Sejak mengetahui kedekatan sang putri dengan si penjual ikan, Gani menentang dan melarang keras mereka berhubungan. Berkali-kali Gani mengingatkan Juriah untuk menjaga jarak dengan pemuda mana pun, karena sesungguhnya Juriah telah dijodohkan dengan Farid-putra sahabatnya yang tengah menempuh pendidikan di Kairo Mesir.

Sebelumnya Juriah selalu patuh pada aturan Gani, sampai kemudian Gani mengetahui kalau diam-diam Juriah kerap melakukan pertemuan dengan seorang pemuda bernama Ardi. Mengenai asal usul dan latar belakang keluarga pemuda itu, Gani tidak mencari lebih jauh lagi karena dia pikir semua itu tidaklah penting.

“Di sana, Pak!” tunjuk si mamang, Gani menepikan mobilnya di depan salah satu loket Bus.

Kepada petugas loket, Gani menyebutkan ciri-ciri anaknya dan bertanya apakah gadis dengan ciri-ciri yang disebutkan menaiki bus di loket itu?
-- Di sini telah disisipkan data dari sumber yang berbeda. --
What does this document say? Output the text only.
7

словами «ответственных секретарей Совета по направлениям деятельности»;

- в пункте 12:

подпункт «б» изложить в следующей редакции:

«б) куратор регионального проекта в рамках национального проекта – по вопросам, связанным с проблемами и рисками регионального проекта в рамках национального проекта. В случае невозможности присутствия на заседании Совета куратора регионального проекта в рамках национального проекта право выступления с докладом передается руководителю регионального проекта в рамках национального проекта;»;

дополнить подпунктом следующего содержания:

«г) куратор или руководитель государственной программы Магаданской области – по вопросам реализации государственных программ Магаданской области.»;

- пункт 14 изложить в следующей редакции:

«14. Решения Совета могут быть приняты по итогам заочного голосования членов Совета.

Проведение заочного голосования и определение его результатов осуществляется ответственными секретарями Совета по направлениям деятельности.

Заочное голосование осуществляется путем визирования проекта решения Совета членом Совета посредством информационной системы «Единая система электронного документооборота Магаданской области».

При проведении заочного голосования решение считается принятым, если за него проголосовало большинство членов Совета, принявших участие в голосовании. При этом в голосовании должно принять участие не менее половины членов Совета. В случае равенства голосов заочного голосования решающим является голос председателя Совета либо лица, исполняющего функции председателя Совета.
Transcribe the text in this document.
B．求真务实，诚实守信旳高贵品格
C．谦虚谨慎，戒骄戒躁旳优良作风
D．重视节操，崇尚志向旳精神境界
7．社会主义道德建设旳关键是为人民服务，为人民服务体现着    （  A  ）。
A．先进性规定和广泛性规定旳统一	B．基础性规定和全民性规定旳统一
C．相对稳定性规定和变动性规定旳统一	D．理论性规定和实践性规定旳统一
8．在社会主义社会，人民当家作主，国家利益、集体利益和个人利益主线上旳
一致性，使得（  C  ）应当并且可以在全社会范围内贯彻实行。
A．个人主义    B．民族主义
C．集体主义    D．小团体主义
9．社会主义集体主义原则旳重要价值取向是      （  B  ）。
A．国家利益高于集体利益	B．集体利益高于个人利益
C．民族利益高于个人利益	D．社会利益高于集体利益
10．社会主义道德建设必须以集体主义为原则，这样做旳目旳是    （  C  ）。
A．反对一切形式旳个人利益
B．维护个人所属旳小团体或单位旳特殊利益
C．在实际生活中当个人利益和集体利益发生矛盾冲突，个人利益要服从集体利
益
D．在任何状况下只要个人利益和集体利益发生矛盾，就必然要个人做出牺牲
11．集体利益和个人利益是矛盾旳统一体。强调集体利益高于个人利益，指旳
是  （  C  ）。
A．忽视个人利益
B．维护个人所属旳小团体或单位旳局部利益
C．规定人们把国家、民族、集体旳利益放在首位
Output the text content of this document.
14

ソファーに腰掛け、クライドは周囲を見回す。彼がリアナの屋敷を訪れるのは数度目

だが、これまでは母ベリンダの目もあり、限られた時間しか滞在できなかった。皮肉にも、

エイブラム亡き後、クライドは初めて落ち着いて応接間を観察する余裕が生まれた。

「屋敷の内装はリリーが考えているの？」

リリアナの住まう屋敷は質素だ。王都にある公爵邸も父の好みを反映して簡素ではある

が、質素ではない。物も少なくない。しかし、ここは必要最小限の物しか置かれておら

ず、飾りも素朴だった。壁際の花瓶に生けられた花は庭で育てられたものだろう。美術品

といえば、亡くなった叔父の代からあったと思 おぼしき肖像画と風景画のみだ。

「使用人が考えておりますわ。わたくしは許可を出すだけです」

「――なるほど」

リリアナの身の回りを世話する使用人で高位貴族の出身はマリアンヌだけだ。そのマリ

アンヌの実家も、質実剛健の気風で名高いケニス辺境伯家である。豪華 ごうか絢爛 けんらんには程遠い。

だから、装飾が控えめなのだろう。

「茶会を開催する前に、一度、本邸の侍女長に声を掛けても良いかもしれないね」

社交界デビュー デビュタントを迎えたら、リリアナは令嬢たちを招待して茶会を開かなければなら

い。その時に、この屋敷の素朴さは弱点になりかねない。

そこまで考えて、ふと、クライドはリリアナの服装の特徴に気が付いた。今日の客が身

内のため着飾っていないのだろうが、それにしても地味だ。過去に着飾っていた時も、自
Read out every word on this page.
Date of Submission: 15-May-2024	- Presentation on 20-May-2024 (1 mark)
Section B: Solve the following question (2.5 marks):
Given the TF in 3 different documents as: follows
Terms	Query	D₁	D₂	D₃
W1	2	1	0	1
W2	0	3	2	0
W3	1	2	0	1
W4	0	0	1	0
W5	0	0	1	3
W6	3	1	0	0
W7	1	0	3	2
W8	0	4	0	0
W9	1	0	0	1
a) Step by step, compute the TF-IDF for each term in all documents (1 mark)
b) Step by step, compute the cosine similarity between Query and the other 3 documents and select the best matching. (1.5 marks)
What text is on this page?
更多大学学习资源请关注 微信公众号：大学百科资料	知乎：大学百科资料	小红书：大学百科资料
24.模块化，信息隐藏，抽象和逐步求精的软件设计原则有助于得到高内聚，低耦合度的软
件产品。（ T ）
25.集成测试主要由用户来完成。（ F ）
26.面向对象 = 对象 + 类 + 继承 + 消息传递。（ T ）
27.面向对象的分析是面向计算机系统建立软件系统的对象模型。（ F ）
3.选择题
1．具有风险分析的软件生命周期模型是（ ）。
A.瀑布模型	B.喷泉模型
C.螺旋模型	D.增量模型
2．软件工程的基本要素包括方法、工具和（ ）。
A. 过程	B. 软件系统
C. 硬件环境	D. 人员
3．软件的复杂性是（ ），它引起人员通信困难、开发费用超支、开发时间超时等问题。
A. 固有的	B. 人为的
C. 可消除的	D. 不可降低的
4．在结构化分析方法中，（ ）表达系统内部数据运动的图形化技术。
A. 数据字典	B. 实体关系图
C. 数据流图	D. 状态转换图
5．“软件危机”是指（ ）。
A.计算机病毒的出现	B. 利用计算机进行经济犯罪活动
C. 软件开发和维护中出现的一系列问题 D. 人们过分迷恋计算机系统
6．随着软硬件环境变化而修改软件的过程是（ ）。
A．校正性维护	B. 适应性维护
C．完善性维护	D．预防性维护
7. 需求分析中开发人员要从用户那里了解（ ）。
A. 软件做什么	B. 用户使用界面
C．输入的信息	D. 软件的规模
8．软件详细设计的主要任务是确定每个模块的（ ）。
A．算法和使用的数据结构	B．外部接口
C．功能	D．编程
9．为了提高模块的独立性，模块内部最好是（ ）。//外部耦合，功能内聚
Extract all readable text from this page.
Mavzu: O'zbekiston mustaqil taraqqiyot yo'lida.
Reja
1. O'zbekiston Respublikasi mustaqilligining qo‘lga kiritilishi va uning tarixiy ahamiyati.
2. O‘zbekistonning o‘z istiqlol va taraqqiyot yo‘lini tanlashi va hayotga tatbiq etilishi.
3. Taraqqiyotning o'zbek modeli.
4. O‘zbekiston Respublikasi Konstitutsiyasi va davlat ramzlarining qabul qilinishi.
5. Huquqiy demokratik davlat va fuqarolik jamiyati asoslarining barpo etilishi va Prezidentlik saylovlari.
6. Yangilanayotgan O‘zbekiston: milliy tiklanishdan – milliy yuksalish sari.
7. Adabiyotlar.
Jawaban petugas loket kurang memuaskan hati Gani, “Halo Pak Yoga, anak saya dilarikan seseorang, mohon bantuan Bapak dan jajaran untuk melacak keberadaan mereka,” terdengar Gani bicara dengan seseorang lewat telepon.

Tidak lama kemudian, beberapa orang berpakaian polisi lengkap mendatangi Gani di loket bus, dibantu para petugas polisi itu Gani berhasil menggeledah daftar nama-nama penumpang bus berikut kota tujuan si penumpang. Ditemukanlah nama Ardi dan Juriah, keduanya hendak pergi ke Kota Padang dengan menaiki bus bernomor 4434.

Gani dan beberapa petugas polisi yang disewanya mengejar bus tersebut, bus yang mereka kejar berhenti di jalan yang jaraknya sekitar satu jam perjalanan dari pusat kota tempat loket berada. Sang sopir terpaksa berhenti setelah mendapatkan telepon dari loket, pihak loket memerintahkan sang sopir untuk berhenti atas perintah dari kepolisian.

Gani menaiki bus yang diduga membawa anaknya, empat orang petugas berseragam mengikuti Gani di belakang. Para penumpang bus merasa heran dan bertanya-tanya, mengapa para polisi memberhentikan perjalanan mereka?

“Papa,” Juriah bergumam pelan, dia menundukkan kepala, kedua tangan mencengkram kuat lengan Ardi yang duduk di sebelahnya.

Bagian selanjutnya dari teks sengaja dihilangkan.